Zhao Huaqing, Mitra Nandita, Kanetsky Peter A, Nathanson Katherine L, Rebbeck Timothy R
Department of Clinical Sciences, Temple University School of Medicine, 3440 N. Broad Street, Kresge Hall East, Room 218, Philadelphia, PA 19140, USA, Phone: 215-707-6139, Fax: 215-707-3160.
Department of Biostatistics and Epidemiology, University of Pennsylvania, Philadelphia, PA 19104, USA.
Stat Appl Genet Mol Biol. 2018 Dec 4;17(6):/j/sagmb.2018.17.issue-6/sagmb-2017-0054/sagmb-2017-0054.xml. doi: 10.1515/sagmb-2017-0054.
Genome-wide association studies (GWAS) are susceptible to bias due to population stratification (PS). The most widely used method to correct bias due to PS is principal components (PCs) analysis (PCA), but there is no objective method to guide which PCs to include as covariates. Often, the ten PCs with the highest eigenvalues are included to adjust for PS. This selection is arbitrary, and patterns of local linkage disequilibrium may affect PCA corrections.

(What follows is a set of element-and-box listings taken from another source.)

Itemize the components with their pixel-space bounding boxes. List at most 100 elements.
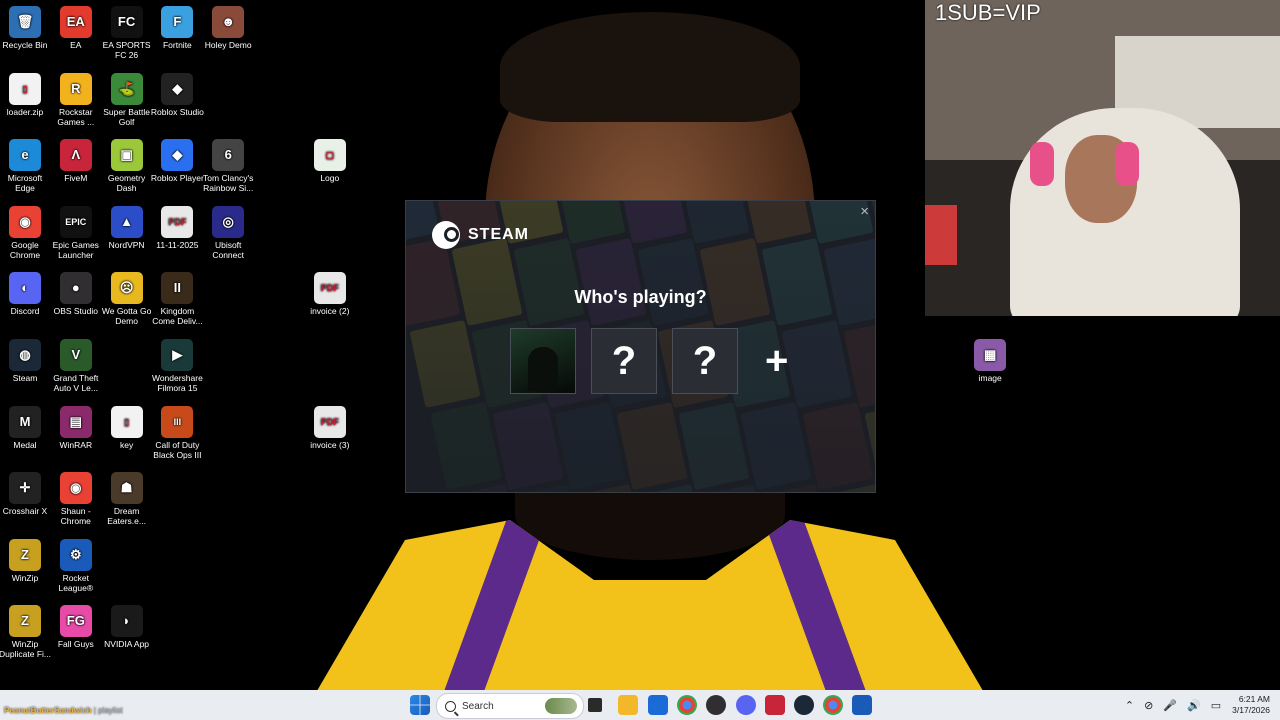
desktop-icon-label: 11-11-2025 <box>156 239 199 250</box>
desktop-icon[interactable]: ◆ Roblox Studio <box>150 72 204 117</box>
epic-games-icon: EPIC <box>59 205 92 238</box>
desktop-icon[interactable]: ▤ WinRAR <box>49 405 103 450</box>
pdf-file-icon: PDF <box>161 205 194 238</box>
desktop-icon[interactable]: II Kingdom Come Deliv... <box>150 272 204 326</box>
store-icon[interactable] <box>648 695 668 715</box>
desktop-icon[interactable]: e Microsoft Edge <box>0 139 52 193</box>
rocket-league-icon: ⚙ <box>59 538 92 571</box>
desktop-icon[interactable]: M Medal <box>0 405 52 450</box>
desktop-icon-label: Fall Guys <box>57 639 94 650</box>
desktop-icon[interactable]: ● OBS Studio <box>49 272 103 316</box>
cod-icon: III <box>161 405 194 438</box>
desktop-icon[interactable]: ◐ Discord <box>0 272 52 316</box>
desktop-icon[interactable]: ▯ key <box>100 405 154 450</box>
volume-icon[interactable]: 🔊 <box>1187 699 1201 712</box>
desktop-icon[interactable]: ⛳ Super Battle Golf <box>100 72 154 127</box>
desktop-icon-label: Microsoft Edge <box>7 173 43 194</box>
desktop-icon[interactable]: ◉ Google Chrome <box>0 205 52 260</box>
desktop-icon[interactable]: ◉ Shaun - Chrome <box>49 472 103 526</box>
headset-icon <box>1030 142 1054 186</box>
taskbar: Search ⌃ ⊘ 🎤 🔊 ▭ 6:21 AM 3/17/2026 <box>0 690 1280 720</box>
rocket-league-taskbar-icon[interactable] <box>852 695 872 715</box>
taskbar-search[interactable]: Search <box>436 693 584 719</box>
desktop-icon[interactable]: PDF 11-11-2025 <box>150 205 204 250</box>
unknown-profile-button[interactable]: ? <box>672 328 738 394</box>
desktop-icon-label: image <box>978 373 1002 383</box>
desktop-icon-label: Call of Duty Black Ops III <box>153 439 202 460</box>
desktop-icon[interactable]: ☹ We Gotta Go Demo <box>100 272 154 326</box>
desktop-icon[interactable]: ▦ image <box>963 339 1017 383</box>
desktop-icon[interactable]: 🗑 Recycle Bin <box>0 6 52 50</box>
desktop-icon[interactable]: ▶ Wondershare Filmora 15 <box>150 339 204 393</box>
chevron-up-icon[interactable]: ⌃ <box>1125 699 1134 712</box>
desktop-icon-label: loader.zip <box>6 106 44 117</box>
desktop-icon-label: OBS Studio <box>53 306 98 317</box>
jersey-trim <box>763 520 877 690</box>
desktop-icon[interactable]: ☗ Dream Eaters.e... <box>100 472 154 526</box>
desktop-icon[interactable]: Z WinZip Duplicate Fi... <box>0 605 52 659</box>
desktop-icon[interactable]: ▲ NordVPN <box>100 205 154 250</box>
battery-icon[interactable]: ▭ <box>1211 699 1221 712</box>
discord-icon: ◐ <box>9 272 41 305</box>
desktop-icon[interactable]: ▣ Geometry Dash <box>100 139 154 193</box>
start-button[interactable] <box>410 695 430 715</box>
desktop-icon[interactable]: PDF invoice (3) <box>303 405 357 450</box>
desktop-icon[interactable]: III Call of Duty Black Ops III <box>150 405 204 460</box>
desktop-icon[interactable]: FC EA SPORTS FC 26 <box>100 6 154 60</box>
nvidia-icon: ◗ <box>110 605 143 638</box>
desktop-icon[interactable]: FG Fall Guys <box>49 605 103 649</box>
microphone-icon[interactable]: 🎤 <box>1163 699 1177 712</box>
desktop-icon[interactable]: R Rockstar Games ... <box>49 72 103 127</box>
desktop-icon[interactable]: F Fortnite <box>150 6 204 50</box>
clock[interactable]: 6:21 AM 3/17/2026 <box>1232 694 1270 716</box>
webcam-overlay <box>925 0 1280 316</box>
desktop-icon[interactable]: ◎ Ubisoft Connect <box>201 205 255 260</box>
steam-icon: ◍ <box>9 339 41 371</box>
desktop-icon[interactable]: ☻ Holey Demo <box>201 6 255 50</box>
profile-avatar-button[interactable] <box>510 328 576 394</box>
desktop-icon[interactable]: ▢ Logo <box>303 139 357 183</box>
desktop-icon[interactable]: ▯ loader.zip <box>0 72 52 117</box>
roblox-player-icon: ◆ <box>161 139 194 172</box>
desktop-icon-label: WinZip <box>11 572 39 583</box>
desktop-icon[interactable]: PDF invoice (2) <box>303 272 357 316</box>
desktop-icon-label: Roblox Studio <box>150 106 204 117</box>
chrome-profile-taskbar-icon[interactable] <box>823 695 843 715</box>
desktop-icon-label: NVIDIA App <box>104 639 150 650</box>
desktop-icon-label: Wondershare Filmora 15 <box>151 373 203 393</box>
steam-taskbar-icon[interactable] <box>794 695 814 715</box>
desktop-icon[interactable]: ✛ Crosshair X <box>0 472 52 516</box>
desktop-icon-label: Ubisoft Connect <box>212 239 245 260</box>
chrome-taskbar-icon[interactable] <box>677 695 697 715</box>
filmora-icon: ▶ <box>161 339 194 371</box>
profile-picker: ? ? + <box>510 328 788 394</box>
roblox-studio-icon: ◆ <box>161 72 194 105</box>
desktop-icon-label: WinRAR <box>59 439 93 450</box>
winrar-icon: ▤ <box>59 405 92 438</box>
add-account-button[interactable]: + <box>765 339 788 384</box>
winzip-duplicate-icon: Z <box>9 605 41 638</box>
desktop-icon-label: Grand Theft Auto V Le... <box>53 373 99 393</box>
task-view-icon[interactable] <box>588 698 602 712</box>
fivem-taskbar-icon[interactable] <box>765 695 785 715</box>
file-explorer-icon[interactable] <box>618 695 638 715</box>
headset-icon <box>1115 142 1139 186</box>
desktop-icon[interactable]: V Grand Theft Auto V Le... <box>49 339 103 393</box>
desktop-icon[interactable]: ◆ Roblox Player <box>150 139 204 183</box>
discord-taskbar-icon[interactable] <box>736 695 756 715</box>
desktop-icon[interactable]: EPIC Epic Games Launcher <box>49 205 103 260</box>
desktop-icon[interactable]: EA EA <box>49 6 103 50</box>
desktop-icon[interactable]: ⚙ Rocket League® <box>49 538 103 593</box>
close-button[interactable]: × <box>860 203 869 220</box>
desktop-icon[interactable]: 6 Tom Clancy's Rainbow Si... <box>201 139 255 193</box>
desktop-icon[interactable]: Z WinZip <box>0 538 52 583</box>
desktop-icon[interactable]: ◍ Steam <box>0 339 52 383</box>
edge-icon: e <box>9 139 41 172</box>
fall-guys-icon: FG <box>59 605 92 638</box>
network-off-icon[interactable]: ⊘ <box>1144 699 1153 712</box>
desktop-icon[interactable]: Λ FiveM <box>49 139 103 183</box>
desktop-icon[interactable]: ◗ NVIDIA App <box>100 605 154 649</box>
search-highlight-art <box>545 698 577 714</box>
obs-taskbar-icon[interactable] <box>706 695 726 715</box>
unknown-profile-button[interactable]: ? <box>591 328 657 394</box>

To address these limitations, we estimate genomic propensity scores based on all statistically significant PCs selected by the Tracy-Widom (TW) statistic. We compare a principal components and propensity scores (PCAPS) approach to PCA and EMMAX using simulated GWAS data under no, moderate, and severe PS. PCAPS reduced spurious genetic associations regardless of the degree of PS, resulting in odds ratio (OR) estimates closer to the true OR. We illustrate our PCAPS method using GWAS data from a study of testicular germ cell tumors. PCAPS provided a more conservative adjustment than PCA. Advantages of the PCAPS approach include reduction of bias compared to PCA, consistent selection of propensity scores to adjust for PS, the potential ability to handle outliers, and ease of implementation using existing software packages.
全基因组关联研究(GWAS)易受群体分层(PS)导致的偏差影响。校正PS所致偏差最常用的方法是主成分(PC)分析(PCA),但尚无客观方法来指导将哪些PC作为协变量纳入。通常,会纳入具有最高特征值的十个PC来校正PS。这种选择是任意的,局部连锁不平衡模式可能会影响PCA校正。为解决这些局限性,我们基于通过特蕾西 - 威多姆(TW)统计量选择的所有统计显著的PC来估计基因组倾向得分。我们在无、中度和重度PS条件下,使用模拟的GWAS数据,将主成分与倾向得分(PCAPS)方法与PCA和EMMAX进行比较。无论PS程度如何,PCAPS都能减少虚假遗传关联,使优势比(OR)估计值更接近真实OR。我们使用睾丸生殖细胞肿瘤研究的GWAS数据展示了我们的PCAPS方法。PCAPS提供了比PCA更保守的调整。PCAPS方法的优点包括与PCA相比减少偏差、一致选择倾向得分来校正PS、处理异常值的潜在能力以及使用现有软件包易于实施。